Thanks Chris. I am often encouraged by the generosity exhibited by some forumites but I am in Lee-on-Solent which is a bit far from Falmouth.... Thanks Mate anyway, much appreciated. I thought that the usual "plumbers" type bender had a roller which forced the pipe down into the female former below. Does the top former go between this roller and the tube then or what?
 
as you said it goes on top of the tube below the roller.As I was bending lots of tube I turned a parallel roller in place of the shaped one.how much tube do you need to bend?????
 
I don't know what size tubingyou want to bend but might this do?

http://www.ebay.co.uk/itm/Clarke-St..._Metalworking_Supplies_ET&hash=item19e49c1c2b

The seller would be willing to deliver it to Lee-on-Solent, f.o.c.

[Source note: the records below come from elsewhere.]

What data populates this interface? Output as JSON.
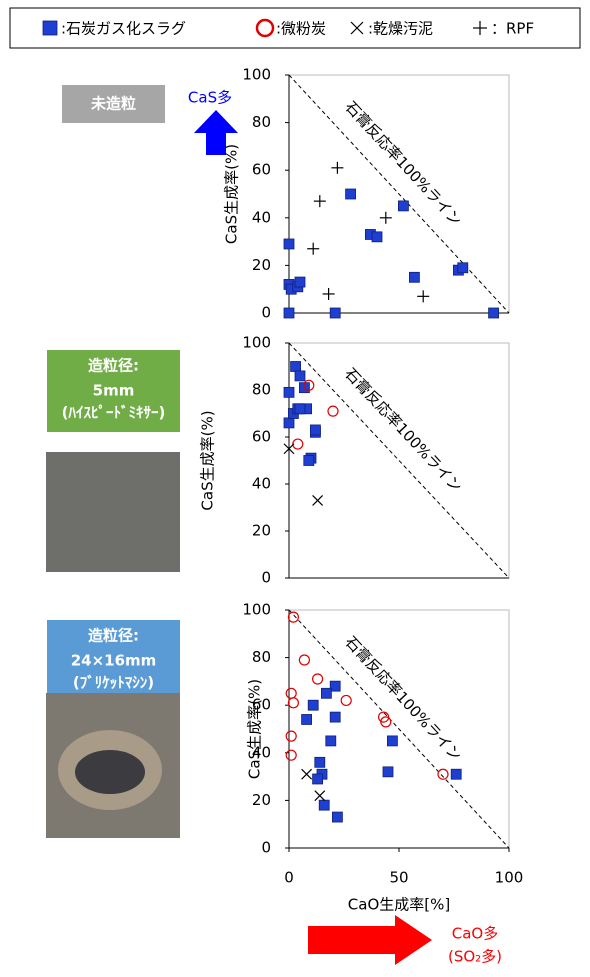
{
  "legend": [
    {
      "marker": "square",
      "color": "#1f3fd0",
      "label": ":石炭ガス化スラグ"
    },
    {
      "marker": "circle",
      "color": "#e00000",
      "label": ":微粉炭"
    },
    {
      "marker": "x",
      "color": "#000000",
      "label": ":乾燥汚泥"
    },
    {
      "marker": "plus",
      "color": "#000000",
      "label": "：RPF"
    }
  ],
  "panel_labels": [
    {
      "lines": [
        "未造粒"
      ],
      "color": "#a6a6a6"
    },
    {
      "lines": [
        "造粒径:",
        "5mm",
        "(ﾊｲｽﾋﾟｰﾄﾞﾐｷｻｰ)"
      ],
      "color": "#70ad47"
    },
    {
      "lines": [
        "造粒径:",
        "24×16mm",
        "(ﾌﾞﾘｹｯﾄﾏｼﾝ)"
      ],
      "color": "#5b9bd5"
    }
  ],
  "arrows": {
    "up": {
      "label": "CaS多",
      "color": "#0000ff"
    },
    "right": {
      "lines": [
        "CaO多",
        "(SO₂多)"
      ],
      "color": "#ff0000"
    }
  },
  "chart_data": [
    {
      "type": "scatter",
      "ylabel": "CaS生成率(%)",
      "line_label": "石膏反応率100%ライン",
      "xlim": [
        0,
        100
      ],
      "ylim": [
        0,
        100
      ],
      "yticks": [
        0,
        20,
        40,
        60,
        80,
        100
      ],
      "series": [
        {
          "marker": "square",
          "color": "#1f3fd0",
          "x": [
            0,
            0,
            1,
            4,
            5,
            0,
            28,
            21,
            37,
            40,
            52,
            57,
            77,
            79,
            93
          ],
          "values": [
            29,
            12,
            10,
            11,
            13,
            0,
            50,
            0,
            33,
            32,
            45,
            15,
            18,
            19,
            0
          ]
        },
        {
          "marker": "plus",
          "color": "#000000",
          "x": [
            22,
            14,
            11,
            18,
            44,
            61
          ],
          "values": [
            61,
            47,
            27,
            8,
            40,
            7
          ]
        }
      ]
    },
    {
      "type": "scatter",
      "ylabel": "CaS生成率(%)",
      "line_label": "石膏反応率100%ライン",
      "xlim": [
        0,
        100
      ],
      "ylim": [
        0,
        100
      ],
      "yticks": [
        0,
        20,
        40,
        60,
        80,
        100
      ],
      "series": [
        {
          "marker": "square",
          "color": "#1f3fd0",
          "x": [
            0,
            0,
            3,
            5,
            7,
            2,
            4,
            8,
            5,
            10,
            12,
            12,
            9
          ],
          "values": [
            66,
            79,
            90,
            86,
            81,
            70,
            72,
            72,
            72,
            51,
            62,
            63,
            50
          ]
        },
        {
          "marker": "circle",
          "color": "#e00000",
          "x": [
            9,
            4,
            20
          ],
          "values": [
            82,
            57,
            71
          ]
        },
        {
          "marker": "x",
          "color": "#000000",
          "x": [
            0,
            13
          ],
          "values": [
            55,
            33
          ]
        }
      ]
    },
    {
      "type": "scatter",
      "ylabel": "CaS生成率(%)",
      "xlabel": "CaO生成率[%]",
      "line_label": "石膏反応率100%ライン",
      "xlim": [
        0,
        100
      ],
      "ylim": [
        0,
        100
      ],
      "xticks": [
        0,
        50,
        100
      ],
      "yticks": [
        0,
        20,
        40,
        60,
        80,
        100
      ],
      "series": [
        {
          "marker": "square",
          "color": "#1f3fd0",
          "x": [
            21,
            17,
            11,
            8,
            21,
            19,
            14,
            15,
            13,
            16,
            22,
            45,
            47,
            76
          ],
          "values": [
            68,
            65,
            60,
            54,
            55,
            45,
            36,
            31,
            29,
            18,
            13,
            32,
            45,
            31
          ]
        },
        {
          "marker": "circle",
          "color": "#e00000",
          "x": [
            2,
            7,
            1,
            2,
            1,
            1,
            13,
            26,
            43,
            44,
            70
          ],
          "values": [
            97,
            79,
            65,
            61,
            47,
            39,
            71,
            62,
            55,
            53,
            31
          ]
        },
        {
          "marker": "x",
          "color": "#000000",
          "x": [
            8,
            14
          ],
          "values": [
            31,
            22
          ]
        }
      ]
    }
  ]
}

You can always sell these things on when you're done with it.

OK you have my attention. How do you know the seller will deliver FOC to L-O-S? Is it you? :-)

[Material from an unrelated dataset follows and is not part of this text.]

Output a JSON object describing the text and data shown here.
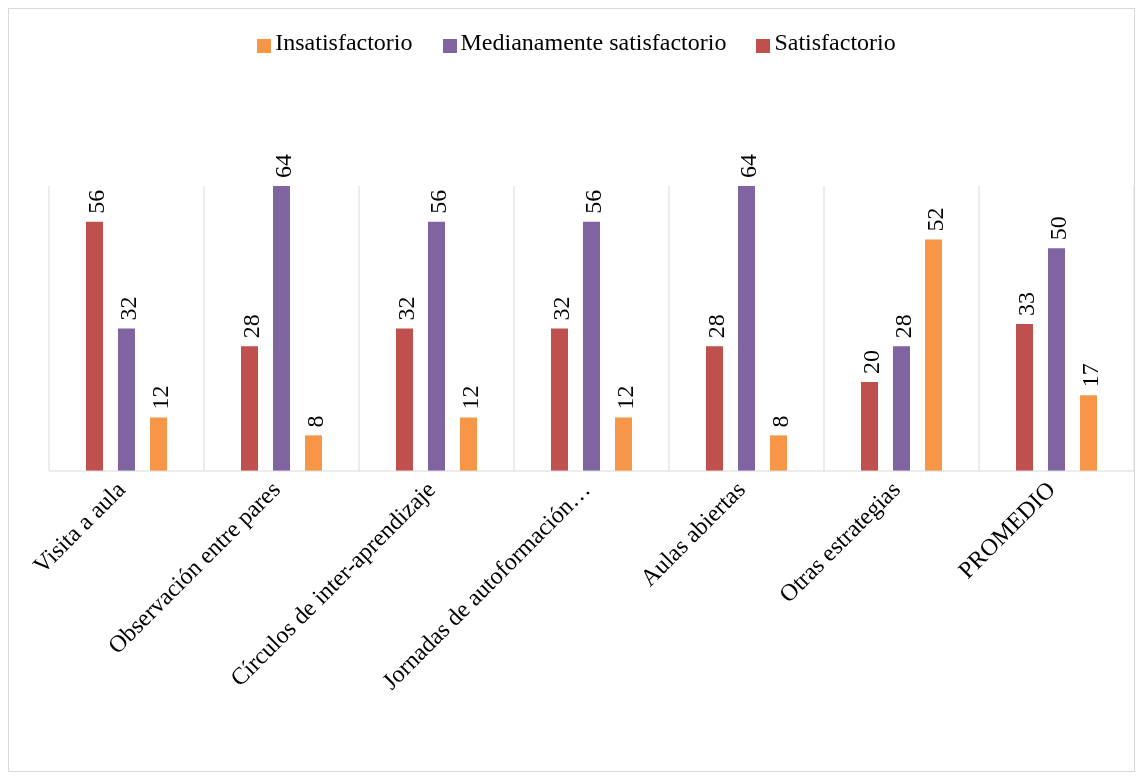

I have looked at this type of bender rather than the roller type but I have the fear that with 32mm tube it might kink it rather than achieve a clean bend. I would prefer to use 30 or 32mm but am considering that 25mm might be sufficient.
 
OK Chris, understood, I guess if the top former is free and not restrained by the pipe stop it will roll around the curve, tangential to it without bending itself. I have never used one like this but it sounds like a good idea. Have you ever tried the hydraulic ram type like Parsifal suggests? My feeling is that it is more likely to kink the pipe than the roller type. What think you?
 
I've used the hydraulic type on steel tube for fire escape handrails and they work very well on that gauge of material. As for 1.5mm- 2mm wall stainless, I'm not so sure. Do you have a length to test with? If so, nip down to the local tool hire shop and ask them to try it out on the grounds you're considering hiring one.
 
The ebay one will definitely kink SS tube. You need tight fitting mandrels which encase the tube.
I borrowed a very good hydraulic bender to do some slight curves in a tiller in 1.5" SS tube. I had to keep shifting the tube around the mandrel curve to avoid too much stress in any one area.
Take it to a fabrication workshop. Pay the man on the understanding he is not to kink it.
 
The ebay one will definitely kink SS tube. You need tight fitting mandrels which encase the tube.
I borrowed a very good hydraulic bender to do some slight curves in a tiller in 1.5" SS tube. I had to keep shifting the tube around the mandrel curve to avoid too much stress in any one area.
Take it to a fabrication workshop. Pay the man on the understanding he is not to kink it.
Precisely! I tried a few years ago using a plumber's type - former and rolling mandrel and managed to split the former from ass hole to breakfast time. The mechanics of forming the bend require the outer fibres of the pipe/tube to stretch (yield), this in turn causes the pipe/tube to try to go elliptical, this is prevented by the former however the forces required to restrain the lateral expansion of the pipe/tube are very high and unless you are using steel formers which are tight fitting to the op of the pipe/tube you will either split teh aluminium former (OK for copper tube as yield stress is much lower then that of SS) or the pipe/tube will tend to go elliptical and kink (ripple). Forget the plumber's type handi bender for SS - either use the hydraulic former or as LS says "Take it to a fabrication workshop. Pay the man on the understanding he is not to kink it."